2. We then ask our decider for `H` if `langle M', w rangle` is in `H`? If `H` accepts we accept and if `H` rejects we reject."

Since the only way `M'` on input `w` halts is if `M` accepts `w`, we know `langle M,w rangle` is in `A_{TM}` iff `langle M', w rangle` is in `\mbox{HALT}_{TM}`. So if `H` was a decision procedure for `\mbox{HALT}_{TM}`, then `S` would be a decision procedure for `A_{TM}`. As we know there is no decision procedure for `A_{TM}` we know that the supposed `H` can't exist.

Complete Problems

• A language `L` is said to Turing-hard (resp. Karp-hard) for a class of languages `C` if every `L'` in `C` Turing-reduces (Karp-reduces) to `L`.
• If, in addition, `L` is in `C`, then `L` is called Turing-complete (resp. Karp-complete) for `C`.
• Basically, the notion of completeness makes more precise the notion of being the hardest kind of problem in a class of languages.
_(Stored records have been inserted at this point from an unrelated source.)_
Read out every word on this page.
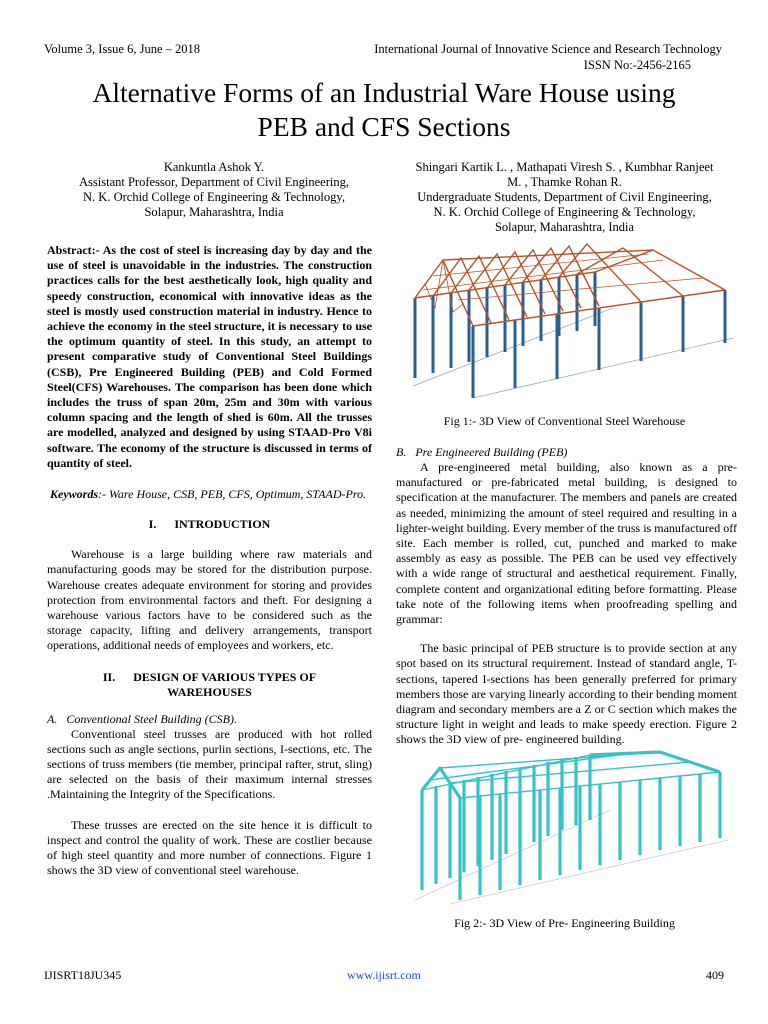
Volume 3, Issue 6, June – 2018	International Journal of Innovative Science and Research Technology
ISSN No:-2456-2165
Alternative Forms of an Industrial Ware House using
PEB and CFS Sections
Kankuntla Ashok Y.
Assistant Professor, Department of Civil Engineering,
N. K. Orchid College of Engineering & Technology,
Solapur, Maharashtra, India
Shingari Kartik L. , Mathapati Viresh S. , Kumbhar Ranjeet
M. , Thamke Rohan R.
Undergraduate Students, Department of Civil Engineering,
N. K. Orchid College of Engineering & Technology,
Solapur, Maharashtra, India

Abstract:- As the cost of steel is increasing day by day and the use of steel is unavoidable in the industries. The construction practices calls for the best aesthetically look, high quality and speedy construction, economical with innovative ideas as the steel is mostly used construction material in industry. Hence to achieve the economy in the steel structure, it is necessary to use the optimum quantity of steel. In this study, an attempt to present comparative study of Conventional Steel Buildings (CSB), Pre Engineered Building (PEB) and Cold Formed Steel(CFS) Warehouses. The comparison has been done which includes the truss of span 20m, 25m and 30m with various column spacing and the length of shed is 60m. All the trusses are modelled, analyzed and designed by using STAAD-Pro V8i software. The economy of the structure is discussed in terms of quantity of steel.

Keywords:- Ware House, CSB, PEB, CFS, Optimum, STAAD-Pro.

I. INTRODUCTION

Warehouse is a large building where raw materials and manufacturing goods may be stored for the distribution purpose. Warehouse creates adequate environment for storing and provides protection from environmental factors and theft. For designing a warehouse various factors have to be considered such as the storage capacity, lifting and delivery arrangements, transport operations, additional needs of employees and workers, etc.

II. DESIGN OF VARIOUS TYPES OF
WAREHOUSES
A. Conventional Steel Building (CSB).

Conventional steel trusses are produced with hot rolled sections such as angle sections, purlin sections, I-sections, etc. The sections of truss members (tie member, principal rafter, strut, sling) are selected on the basis of their maximum internal stresses .Maintaining the Integrity of the Specifications.

These trusses are erected on the site hence it is difficult to inspect and control the quality of work. These are costlier because of high steel quantity and more number of connections. Figure 1 shows the 3D view of conventional steel warehouse.

Fig 1:- 3D View of Conventional Steel Warehouse
B. Pre Engineered Building (PEB)

A pre-engineered metal building, also known as a pre-manufactured or pre-fabricated metal building, is designed to specification at the manufacturer. The members and panels are created as needed, minimizing the amount of steel required and resulting in a lighter-weight building. Every member of the truss is manufactured off site. Each member is rolled, cut, punched and marked to make assembly as easy as possible. The PEB can be used vey effectively with a wide range of structural and aesthetical requirement. Finally, complete content and organizational editing before formatting. Please take note of the following items when proofreading spelling and grammar:

The basic principal of PEB structure is to provide section at any spot based on its structural requirement. Instead of standard angle, T-sections, tapered I-sections has been generally preferred for primary members those are varying linearly according to their bending moment diagram and secondary members are a Z or C section which makes the structure light in weight and leads to make speedy erection. Figure 2 shows the 3D view of pre- engineered building.

Fig 2:- 3D View of Pre- Engineering Building
IJISRT18JU345	www.ijisrt.com	409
Complete r.e. and NP problems

Theorem.

1. `A_{TM}` is Turing-complete for r.e.
2. `A_{\mbox{clocked TM}} := {\langle M, w, 1^t rangle | \mbox{M is a nondeterministic machine that accepts w in at most t steps} }` is Karp-complete for NP.

Proof. For (1), we already have show that `A_{TM}` is in r.e. (the set of recursively enumerable languages). Suppose `L` in r.e. is recognized by a machine `M`. The function `w -> langle M, w rangle` is Turing computable and `w in L` iff `langle M, w rangle in A_{TM}`. Therefore, `A_{TM}` is Turing-complete. For (2), we first show `A_{\mbox{clocked TM}}` is in NP. An nondeterministic algorithm to recognize this language is as follows: On input `\langle M, w, 1^t rangle`, nondeterministically guess a string `v` of length `t^2`, then verify that `v` codes a sequence of configurations of `M` of length `t`, the first being the start configuration of `M` on `w` and such that the `i+1`st configuration follows from the `i`th. If it does, and `M` accepts `w` then accept, else reject. Now suppose `L` is in NP. Then it can be decided by some nondeterministic machine `M` in time `p(n)` for some polynomial `p`. The function `w -> langle M, w, 1^{p(|w|)} rangle` is polynomial time computable and gives a reduction from `L` to `A_{\mbox{clocked TM}}`.